Rep. Andre Jacque, who is leading the push to pass the Wisconsin bill, said prohibition on aborted fetal tissue research is in line with the Nuremberg Code for research ethics which were developed after the atrocities committed by German researchers on people in the concentration camps during World War II.

“If you have a child killed through an abortion they are not able to consent in their use for research,” Jacque said. “A lot of it comes down to a basic respect for human dignity.”

Jacque, who was elected in the conservative Republican wave in 2010, had twice before introduced the ban on research using aborted fetal tissue. But it never got a hearing before this summer, when it was taken up by the GOP-controlled state Assembly and Senate. It's garnered substantial support from Republicans — although not enough yet to guarantee passage — but Jacque predicts the bill will be approved by the end of October.

Gov. Scott Walker, who dropped out of the Republican presidential primary earlier this month, declined to comment on the proposed research ban. A spokesman said he found the practices in the Planned Parenthood videos “disturbing and abhorrent” and pledged he would “work with members of the state Legislature to pass legislation to ban these practices in Wisconsin and address concerns about this organization.”

Barbara Sella, the associate director of Respect Life and Social Concerns at the Wisconsin Catholic Conference, supports the bill. Still, she acknowledged at a state Senate hearing last week that stopping the research won’t reduce abortions -- a point that proponents have tried to drive home.
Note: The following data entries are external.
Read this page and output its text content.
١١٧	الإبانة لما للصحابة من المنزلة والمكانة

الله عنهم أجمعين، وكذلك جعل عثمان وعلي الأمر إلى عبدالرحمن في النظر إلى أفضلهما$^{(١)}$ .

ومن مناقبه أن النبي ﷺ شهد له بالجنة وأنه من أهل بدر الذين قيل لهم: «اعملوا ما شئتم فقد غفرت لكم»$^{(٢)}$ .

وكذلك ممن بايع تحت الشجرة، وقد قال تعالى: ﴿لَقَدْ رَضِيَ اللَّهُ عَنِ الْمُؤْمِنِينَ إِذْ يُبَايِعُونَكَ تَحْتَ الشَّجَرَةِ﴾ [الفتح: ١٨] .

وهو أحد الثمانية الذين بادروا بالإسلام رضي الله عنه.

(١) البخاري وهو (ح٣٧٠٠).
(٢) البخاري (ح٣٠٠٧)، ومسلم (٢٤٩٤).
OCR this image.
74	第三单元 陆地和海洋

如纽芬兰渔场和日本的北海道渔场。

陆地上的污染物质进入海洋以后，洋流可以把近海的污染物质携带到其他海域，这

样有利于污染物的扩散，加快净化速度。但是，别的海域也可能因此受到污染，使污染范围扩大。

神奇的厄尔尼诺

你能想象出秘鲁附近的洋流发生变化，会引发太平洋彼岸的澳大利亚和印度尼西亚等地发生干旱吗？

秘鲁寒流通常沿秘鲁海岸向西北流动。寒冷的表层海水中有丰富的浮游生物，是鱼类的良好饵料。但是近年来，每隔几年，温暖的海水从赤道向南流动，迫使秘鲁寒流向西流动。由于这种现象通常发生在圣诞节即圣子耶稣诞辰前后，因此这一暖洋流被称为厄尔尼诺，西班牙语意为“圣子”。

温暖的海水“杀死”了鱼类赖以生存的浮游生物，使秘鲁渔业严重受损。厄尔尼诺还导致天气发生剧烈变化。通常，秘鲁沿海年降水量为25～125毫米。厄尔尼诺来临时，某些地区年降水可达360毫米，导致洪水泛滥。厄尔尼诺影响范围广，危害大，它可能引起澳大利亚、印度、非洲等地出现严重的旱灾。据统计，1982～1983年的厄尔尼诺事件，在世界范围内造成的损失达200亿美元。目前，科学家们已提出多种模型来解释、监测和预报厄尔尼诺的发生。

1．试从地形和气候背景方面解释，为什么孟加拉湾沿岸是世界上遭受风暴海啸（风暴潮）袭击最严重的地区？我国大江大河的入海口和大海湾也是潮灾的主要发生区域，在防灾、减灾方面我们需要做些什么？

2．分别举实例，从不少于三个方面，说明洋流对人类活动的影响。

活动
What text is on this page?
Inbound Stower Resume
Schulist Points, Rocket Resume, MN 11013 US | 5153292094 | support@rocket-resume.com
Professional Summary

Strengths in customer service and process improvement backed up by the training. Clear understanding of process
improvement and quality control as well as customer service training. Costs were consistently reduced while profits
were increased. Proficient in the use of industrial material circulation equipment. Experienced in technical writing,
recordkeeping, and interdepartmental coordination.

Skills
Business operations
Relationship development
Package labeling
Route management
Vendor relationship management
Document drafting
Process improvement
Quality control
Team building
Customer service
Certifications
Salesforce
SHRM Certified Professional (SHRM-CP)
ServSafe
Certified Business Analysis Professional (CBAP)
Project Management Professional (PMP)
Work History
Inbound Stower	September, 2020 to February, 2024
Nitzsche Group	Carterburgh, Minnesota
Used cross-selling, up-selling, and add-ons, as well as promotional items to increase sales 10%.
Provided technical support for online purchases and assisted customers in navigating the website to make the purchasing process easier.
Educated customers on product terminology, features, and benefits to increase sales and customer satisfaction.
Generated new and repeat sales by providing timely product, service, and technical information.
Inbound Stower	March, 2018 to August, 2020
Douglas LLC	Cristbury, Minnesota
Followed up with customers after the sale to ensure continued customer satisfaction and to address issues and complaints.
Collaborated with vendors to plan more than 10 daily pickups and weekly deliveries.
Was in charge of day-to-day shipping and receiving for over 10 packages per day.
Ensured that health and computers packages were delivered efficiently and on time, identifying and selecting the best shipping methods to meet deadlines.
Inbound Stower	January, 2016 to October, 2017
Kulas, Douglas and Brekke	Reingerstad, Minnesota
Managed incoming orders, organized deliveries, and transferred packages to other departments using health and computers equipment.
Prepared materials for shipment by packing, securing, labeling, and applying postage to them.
“It’s true that this bill, if passed, would not decrease abortions, but it forces us to look squarely at what abortion has made possible,” she said, adding that there are “limits that we place on ourselves, on our intellects, in the interest of protecting human dignity.”

The debate in Wisconsin is animated by abortion politics, but research proponents liken the guidelines governing fetal tissue research to those for organ donation.

“Godawful things happen — people die in motorcycle accidents — but at least we try to make some of good of it with organ transplantations,” said Halperin of New York Medical College. “You can have your opinion about abortion, but are you going to throw it out, or use it to make a vaccine?”

University of Wisconsin bioethicist Alta Charo said the attacks on the research take advantage of the public's visceral aversion to thinking about the deceased human body as a resource.

"This is a debate about abortion — not fetal tissue research. That's just an excuse," she said. "If you were to show pictures of cadavers — of what we do when we take out their bones, take out their organs, it would be equally hard. These images are just hard ... But [fetal tissue research] is no different than working with another deceased human, whether murdered or dead of natural causes. And we do that as a matter of course."

Wisconsin Manufacturers and Commerce, a pro-business group, and BioForward Wisconsin, a biotech trade group, are opposing the bill, along with the medical research community.

Golden is urging moderate Republicans in the state to develop an alternative that would address concerns about profiteering and potential relationships between abortion providers and the scientists conducting the experiments — and take the research ban off the table.

If the ban were to become law, “the domino effect is those scientists, whose life work it is, will pick up and leave,” he said. “You can only imagine what it means to attract new scientists here, if the government is going to step in and outlaw a certain kind of research. What’s next?”